Feed this research to Claude along with the email prompt.


Step 2: The Core Cold Email Prompt

Write a cold outreach email from a [your role] to [prospect name] at [company].

Context about them: [paste your research notes — 3-5 bullet points]

My hook: [specific observation or trigger — e.g., "I noticed they're hiring a content manager, which suggests they're scaling content production"]

My offer: [one specific thing you do, stated as a result — e.g., "I write SEO content that ranks — my clients typically see organic traffic increases of 30-50% within 90 days"]

Ask: [one specific, low-friction ask — e.g., "15-minute call to see if it's a fit"]

Rules: Under 150 words. No filler opener. Lead with the hook. Don't mention my company name in the first line. End with a clear, single ask.

The output will be usable in most cases. Edit for any AI-sounding phrases before sending.


The AIDA Structure for Cold Email

Attention: Lead with something specific about them — the hook. Not a compliment, an observation.

“Your Q4 case study on [topic] ranked #3 when I searched [keyword] — but I noticed you don’t have any supporting content targeting the related keywords.”

Interest: Connect your observation to a problem they probably have.

“That’s common for companies that have strong flagship content but haven’t built out the supporting cluster. You’re leaving traffic on the table.”

Desire: State the outcome you deliver, not the service you provide.

“I build content clusters that capture that traffic. My last three clients saw 40-60% organic traffic growth in the first quarter.”

Action: One specific, easy ask.

“Worth a 15-minute call to see if there’s a fit?”

Total: under 150 words. Every sentence either adds information or advances the argument.


Follow-Up Sequence Prompt

Most decisions happen after the third or fourth contact. Use this prompt to write the sequence:

Write a 3-email follow-up sequence for a cold outreach.

Context: I sent [brief description of initial email] to [type of prospect]. No response.

Email 1 (3 days after initial, if no reply): Brief check-in, offer to answer questions. Under 50 words.

Email 2 (1 week after email 1): Add a piece of value — a relevant insight, example, or resource. Under 100 words.

Email 3 (10 days after email 2): Gentle close. Acknowledge they may not be interested right now, offer a future door. Under 75 words.

Keep each email conversational, not pushy.

Subject Lines

Subject lines determine whether the email gets opened. Use this prompt:

Write 5 subject lines for a cold email to [type of prospect] about [your offer].

Rules: Under 8 words. No clickbait. No question marks unless the question is specific. Sound like an email from someone they know, not a mass campaign.
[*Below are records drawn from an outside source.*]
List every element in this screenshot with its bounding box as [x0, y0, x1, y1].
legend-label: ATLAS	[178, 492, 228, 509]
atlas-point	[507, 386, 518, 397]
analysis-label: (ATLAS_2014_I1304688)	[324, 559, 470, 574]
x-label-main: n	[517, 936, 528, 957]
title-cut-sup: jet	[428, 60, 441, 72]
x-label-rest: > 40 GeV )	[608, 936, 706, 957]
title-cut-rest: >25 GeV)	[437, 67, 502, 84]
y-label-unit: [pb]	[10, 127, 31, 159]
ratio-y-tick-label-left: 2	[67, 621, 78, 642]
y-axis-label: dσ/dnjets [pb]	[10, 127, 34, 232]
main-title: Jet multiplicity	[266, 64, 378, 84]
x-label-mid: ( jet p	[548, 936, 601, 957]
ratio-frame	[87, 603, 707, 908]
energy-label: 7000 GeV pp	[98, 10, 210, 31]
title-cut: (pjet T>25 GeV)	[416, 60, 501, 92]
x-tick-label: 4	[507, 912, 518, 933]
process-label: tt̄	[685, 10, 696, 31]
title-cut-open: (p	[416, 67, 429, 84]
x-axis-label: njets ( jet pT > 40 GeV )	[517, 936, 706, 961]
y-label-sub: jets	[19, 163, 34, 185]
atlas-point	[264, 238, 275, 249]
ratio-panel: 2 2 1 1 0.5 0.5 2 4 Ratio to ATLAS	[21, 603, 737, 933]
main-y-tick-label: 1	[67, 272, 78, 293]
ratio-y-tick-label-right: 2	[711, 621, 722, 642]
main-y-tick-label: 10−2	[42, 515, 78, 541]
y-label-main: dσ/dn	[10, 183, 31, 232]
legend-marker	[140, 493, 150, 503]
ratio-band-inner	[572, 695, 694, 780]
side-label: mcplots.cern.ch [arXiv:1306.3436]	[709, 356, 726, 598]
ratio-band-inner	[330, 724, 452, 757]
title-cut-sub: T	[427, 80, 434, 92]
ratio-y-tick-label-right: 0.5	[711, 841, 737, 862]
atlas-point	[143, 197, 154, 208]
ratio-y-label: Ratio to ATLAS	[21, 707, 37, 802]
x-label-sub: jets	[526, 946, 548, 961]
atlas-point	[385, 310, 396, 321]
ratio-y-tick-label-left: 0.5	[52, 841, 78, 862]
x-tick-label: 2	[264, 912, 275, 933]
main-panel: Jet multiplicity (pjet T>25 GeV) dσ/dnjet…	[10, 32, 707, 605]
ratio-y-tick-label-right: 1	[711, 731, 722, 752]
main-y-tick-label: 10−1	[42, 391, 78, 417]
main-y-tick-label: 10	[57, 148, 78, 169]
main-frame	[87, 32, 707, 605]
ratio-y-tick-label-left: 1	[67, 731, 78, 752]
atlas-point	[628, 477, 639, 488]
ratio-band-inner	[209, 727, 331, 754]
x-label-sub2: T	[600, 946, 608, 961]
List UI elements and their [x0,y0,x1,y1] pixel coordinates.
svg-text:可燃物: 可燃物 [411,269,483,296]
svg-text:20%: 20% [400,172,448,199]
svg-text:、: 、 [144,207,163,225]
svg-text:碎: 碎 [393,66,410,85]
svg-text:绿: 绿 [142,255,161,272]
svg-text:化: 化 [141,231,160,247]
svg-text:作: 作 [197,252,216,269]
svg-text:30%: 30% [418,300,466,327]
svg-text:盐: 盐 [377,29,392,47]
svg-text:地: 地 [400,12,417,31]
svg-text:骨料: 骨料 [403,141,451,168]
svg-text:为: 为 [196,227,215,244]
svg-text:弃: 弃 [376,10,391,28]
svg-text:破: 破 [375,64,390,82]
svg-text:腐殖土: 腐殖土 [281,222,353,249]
Test the one that feels most specific to the prospect. Avoid clever — specific beats clever every time.


What to Edit Before Sending

Claude’s cold email outputs typically need these fixes:

  • Remove “I hope this finds you well” if it appears
  • Replace “leverage” with a real verb
  • Shorten any sentence over 20 words
  • Verify the specific details — Claude sometimes invents context
  • Adjust the opener to sound like you, not a marketing email

The edit pass takes 3–5 minutes. It’s the difference between an email that gets ignored and one that gets a reply.


Bottom Line

Cold email is a volume game built on a quality foundation. AI lets you maintain quality at volume — researching each prospect, writing personalized hooks, generating follow-up sequences without burning out on the writing.

The system: research first, prompt with context, edit before sending, follow up consistently. Claude handles the drafting. Your judgment handles the strategy.